Corning (NYSE:GLW) and Cirrus Logic (NASDAQ:CRUS) are both well-known Apple (NASDAQ:AAPL) suppliers. Corning, which Apple holds a stake in, has manufactured the iPhone's "Gorilla Glass" screen for the past decade. Cirrus produces audio chips for Apple's devices.
Corning has rallied more than 30% this year, but Cirrus has stayed nearly flat. Let's examine why the glass maker outperformed the chipmaker by such a wide margin, and if those trends will continue through the end of the year.
Comparing their core businesses
Corning's business is divided into six main units -- Display Technologies, Optical Communications, Environmental Technologies, Specialty Materials, Life Sciences, and "All Other". The Optical Communications unit, which provides network components for carriers, is the largest business and generated 34% of its core sales last quarter.
Corning's second largest business is its Display Technologies unit, which generated 28% of its core sales by selling glass substrates for LCD screens. The Specialty Materials business, which generated 14% of its revenue, produces over 150 formulations for glass (including Gorilla Glass), glass ceramics, and fluoride crystals. The Life Sciences business -- which produces glass and plastic lab equipment, media, and reagents -- generated 8% of Corning's sales.
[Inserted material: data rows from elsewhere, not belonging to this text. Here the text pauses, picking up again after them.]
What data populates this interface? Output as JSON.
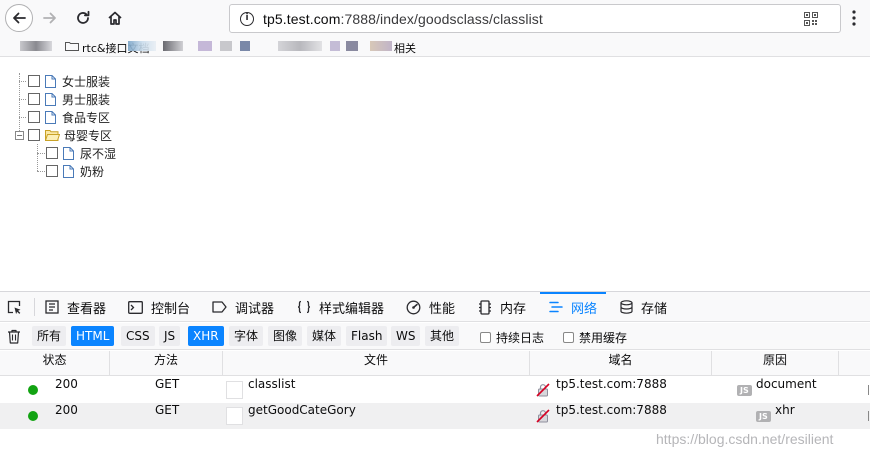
{
  "browser": {
    "url_host": "tp5.test.com",
    "url_rest": ":7888/index/goodsclass/classlist",
    "bookmark_label_1": "rtc&接口文档",
    "bookmark_label_2": "相关"
  },
  "tree": {
    "items": [
      {
        "label": "女士服装",
        "type": "file",
        "level": 0
      },
      {
        "label": "男士服装",
        "type": "file",
        "level": 0
      },
      {
        "label": "食品专区",
        "type": "file",
        "level": 0
      },
      {
        "label": "母婴专区",
        "type": "folder",
        "level": 0,
        "expanded": true
      },
      {
        "label": "尿不湿",
        "type": "file",
        "level": 1
      },
      {
        "label": "奶粉",
        "type": "file",
        "level": 1
      }
    ]
  },
  "devtools": {
    "tabs": [
      {
        "label": "查看器",
        "icon": "inspector-icon"
      },
      {
        "label": "控制台",
        "icon": "console-icon"
      },
      {
        "label": "调试器",
        "icon": "debugger-icon"
      },
      {
        "label": "样式编辑器",
        "icon": "style-editor-icon"
      },
      {
        "label": "性能",
        "icon": "performance-icon"
      },
      {
        "label": "内存",
        "icon": "memory-icon"
      },
      {
        "label": "网络",
        "icon": "network-icon",
        "active": true
      },
      {
        "label": "存储",
        "icon": "storage-icon"
      }
    ],
    "filters": [
      {
        "label": "所有",
        "active": false
      },
      {
        "label": "HTML",
        "active": true
      },
      {
        "label": "CSS",
        "active": false
      },
      {
        "label": "JS",
        "active": false
      },
      {
        "label": "XHR",
        "active": true
      },
      {
        "label": "字体",
        "active": false
      },
      {
        "label": "图像",
        "active": false
      },
      {
        "label": "媒体",
        "active": false
      },
      {
        "label": "Flash",
        "active": false
      },
      {
        "label": "WS",
        "active": false
      },
      {
        "label": "其他",
        "active": false
      }
    ],
    "persist_logs_label": "持续日志",
    "disable_cache_label": "禁用缓存",
    "columns": {
      "status": "状态",
      "method": "方法",
      "file": "文件",
      "domain": "域名",
      "cause": "原因"
    },
    "requests": [
      {
        "status": "200",
        "method": "GET",
        "file": "classlist",
        "domain": "tp5.test.com:7888",
        "cause_badge": "JS",
        "cause": "document"
      },
      {
        "status": "200",
        "method": "GET",
        "file": "getGoodCateGory",
        "domain": "tp5.test.com:7888",
        "cause_badge": "JS",
        "cause": "xhr"
      }
    ]
  },
  "watermark": "https://blog.csdn.net/resilient",
  "colors": {
    "accent": "#0a84ff",
    "status_ok": "#12a312"
  }
}
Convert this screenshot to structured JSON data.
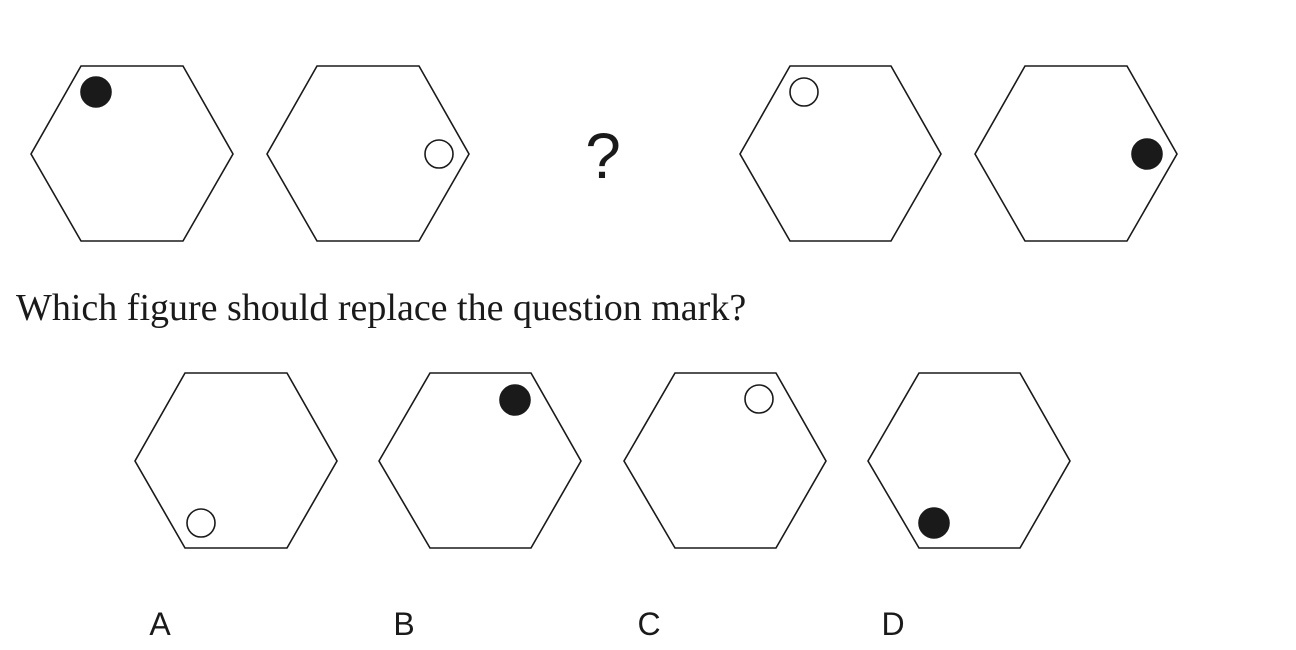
{
  "sequence": {
    "placeholder": "?",
    "figures": [
      {
        "dot_position": "top-left",
        "dot_fill": "filled"
      },
      {
        "dot_position": "right",
        "dot_fill": "hollow"
      },
      {
        "dot_position": "top-left",
        "dot_fill": "hollow"
      },
      {
        "dot_position": "right",
        "dot_fill": "filled"
      }
    ]
  },
  "question": "Which figure should replace the question mark?",
  "options": [
    {
      "label": "A",
      "dot_position": "bottom-left",
      "dot_fill": "hollow"
    },
    {
      "label": "B",
      "dot_position": "top-right",
      "dot_fill": "filled"
    },
    {
      "label": "C",
      "dot_position": "top-right",
      "dot_fill": "hollow"
    },
    {
      "label": "D",
      "dot_position": "bottom-left",
      "dot_fill": "filled"
    }
  ],
  "colors": {
    "ink": "#1a1a1a",
    "background": "#ffffff"
  }
}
Cirrus produces a wide range of analog and mixed-signal ICs, which are split into two categories -- chips for portable audio products (90% of its revenues last quarter) and chips for non-portable audio and other products (which generated the remaining 10%).
Cirrus' largest customer is Apple, which accounted for a whopping 80% of its sales in the first six months of fiscal 2018. Samsung (NASDAQOTH: SSNLF), Cirrus' second largest customer, contributed 10% during that period. Cirrus' near-total dependence on these two customers is worrisome, since any abrupt changes (like switching to in-house chips) could torpedo its entire business.
How fast are Corning and Cirrus growing?
Corning's revenue rose 6% annually last quarter, marking its fifth straight quarter of positive annual sales growth. Specialty Materials revenue rose 26% annually on robust demand for Gorilla Glass in smartphones. An increasing number of automakers are also installing Gorilla Glass in their new vehicles.
Optical Communications revenue rose 15% on robust demand for network upgrades, and the Life Sciences business posted 4% growth. The only soft spot was Display Technologies, which posted a 15% decline (but a sequential gain) on weaker demand for LCD displays. On the bottom line, Corning's core earnings rose 2% annually. Analysts expect its core sales and earnings to respectively rise 7% and 11% this year.
Cirrus' revenue fell 1% annually last quarter, ending a four quarter streak of double-digit sales growth. Sales of chips for portable audio products dipped 0.4%, while sales of chips for non-portable audio products fell 3%. Its non-GAAP earnings rose by less than 1%.
Cirrus' growth looks anemic, but investors should note that the company's growth is seasonal and relies heavily on big smartphone launches from Apple and Samsung. Sales of their new devices should accelerate over the next few months, and analysts expect Cirrus' revenue and earnings to respectively rise 7% and 8% this year.
The valuations and dividends
Corning trades at just 14 times earnings, which is below the industry average of 18 for electronics components suppliers. Cirrus also has a trailing P/E of 14, compared to the industry average of 27 for semiconductor makers.
Both stocks look cheap, but Corning pays a dividend and Cirrus doesn't. Corning pays a forward dividend yield of 2%, which is supported by a low payout ratio of 26%. It's hiked that dividend annually for six straight years.
The winner: Corning
Cirrus is a better straight supply chain play on Apple than Corning, but Corning is the better all-around investment. It has a well-diversified business, the industry-leading Gorilla Glass which can be used across multiple industries, a low valuation, and a solid dividend. Cirrus isn't a bad investment, but I'd rather simply invest in Apple than deal with its volatile sales growth.